Проблемы Микасы - это всегда проблемы только Микасы, и никак не капрала. Она даже не представляет, кому задать свой не сформулированный толком вопрос: это звучит попросту глупо. Честное слово, бить макеты титанов в сотню раз легче, чем пытаться понять, что с ее навыками коммуникации не так. И действительно ли в ней есть что-то неправильное, осознать ей не по силам. По крайней мере, таково мнение самой Микасы.
Так какого чёрта капрал отправил Эрена в дежурство?
Она начатое до конца доводит даже тогда, когда над документом постфактум небрежно шурхают карандашом слово “секретно”: Микаса идеальна хоть в чем-то, и упускать этот козырь? спасательный круг? не собирается. Даже в разбитом состоянии.
Даже сегодня, после того, как Леви дал ей пару подзатыльников и с какого-то перепугу записался в ее защитники.

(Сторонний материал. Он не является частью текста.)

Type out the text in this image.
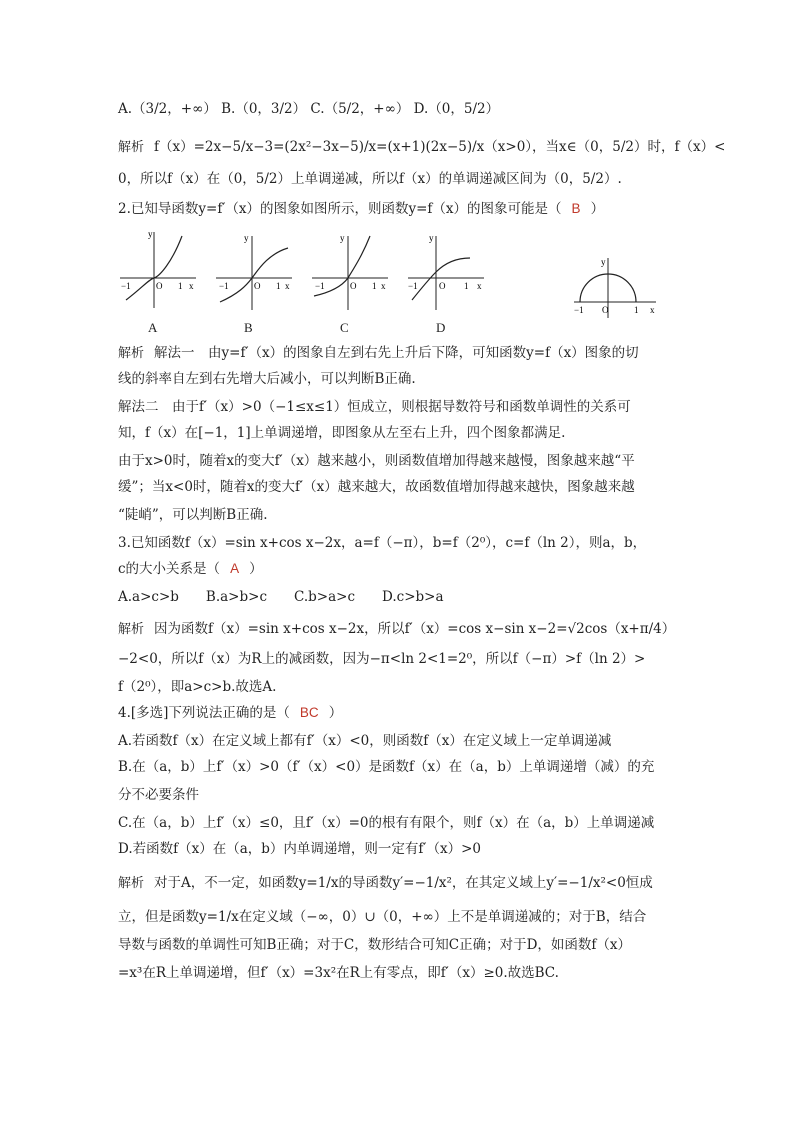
A.（3/2，+∞） B.（0，3/2） C.（5/2，+∞） D.（0，5/2）
解析 f（x）=2x−5/x−3=(2x²−3x−5)/x=(x+1)(2x−5)/x（x>0），当x∈（0，5/2）时，f（x）<
0，所以f（x）在（0，5/2）上单调递减，所以f（x）的单调递减区间为（0，5/2）.
2.已知导函数y=f′（x）的图象如图所示，则函数y=f（x）的图象可能是（ B ）
y
x
−1	O 1
A
y
x
−1	O 1
B
y
x
−1	O 1
C
y
x
−1 O 1
D
y
x
−1 O	1
解析 解法一　由y=f′（x）的图象自左到右先上升后下降，可知函数y=f（x）图象的切
线的斜率自左到右先增大后减小，可以判断B正确.
解法二　由于f′（x）>0（−1≤x≤1）恒成立，则根据导数符号和函数单调性的关系可
知，f（x）在[−1，1]上单调递增，即图象从左至右上升，四个图象都满足.
由于x>0时，随着x的变大f′（x）越来越小，则函数值增加得越来越慢，图象越来越“平
缓”；当x<0时，随着x的变大f′（x）越来越大，故函数值增加得越来越快，图象越来越
“陡峭”，可以判断B正确.
3.已知函数f（x）=sin x+cos x−2x，a=f（−π），b=f（2⁰），c=f（ln 2），则a，b，
c的大小关系是（ A ）
A.a>c>b　　B.a>b>c　　C.b>a>c　　D.c>b>a
解析 因为函数f（x）=sin x+cos x−2x，所以f′（x）=cos x−sin x−2=√2cos（x+π/4）
−2<0，所以f（x）为R上的减函数，因为−π<ln 2<1=2⁰，所以f（−π）>f（ln 2）>
f（2⁰），即a>c>b.故选A.
4.[多选]下列说法正确的是（ BC ）
A.若函数f（x）在定义域上都有f′（x）<0，则函数f（x）在定义域上一定单调递减
B.在（a，b）上f′（x）>0（f′（x）<0）是函数f（x）在（a，b）上单调递增（减）的充
分不必要条件
C.在（a，b）上f′（x）≤0，且f′（x）=0的根有有限个，则f（x）在（a，b）上单调递减
D.若函数f（x）在（a，b）内单调递增，则一定有f′（x）>0
解析 对于A，不一定，如函数y=1/x的导函数y′=−1/x²，在其定义域上y′=−1/x²<0恒成
立，但是函数y=1/x在定义域（−∞，0）∪（0，+∞）上不是单调递减的；对于B，结合
导数与函数的单调性可知B正确；对于C，数形结合可知C正确；对于D，如函数f（x）
=x³在R上单调递增，但f′（x）=3x²在R上有零点，即f′（x）≥0.故选BC.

Поэтому она готова к вылазке первой.
Часом ранее Микаса Аккерман идёт в конюшню, чтобы почистить коня Эрена и подготовить своего. Это традиция, если можно так назвать ее привычку непременно помогать брату. Пусть и в таком деле, как чистка животных.
Напоив своего серого мерина, Микаса идёт за щётками. Ей достался ладный невысокий конёк лет десяти, юркий и выносливый. Она любит иногда приходить к нему просто так, чтобы позволить Ринго похлопать мягкими губами у ее протянутой ладони и скормить ему пару сухарей. Это расслабляет.
Вообще, Микаса не приходит в конюшню так рано. Но вчера она поругалась с Эреном, и в итоге не сумела уснуть из-за пульсирующей головной боли, тревоги и чувства стыда.
Ей тогда стоило быть более спокойной. И взрослой.
В итоге, не сумев занять время после завтрака, она приходит сюда, вяло возит щёткой по боку хрустящей сеном лошади Эрена и раз за разом пережевывает вчерашнюю ругань. Она ведь могла все исправить. Почему опять загордилась? Зачем?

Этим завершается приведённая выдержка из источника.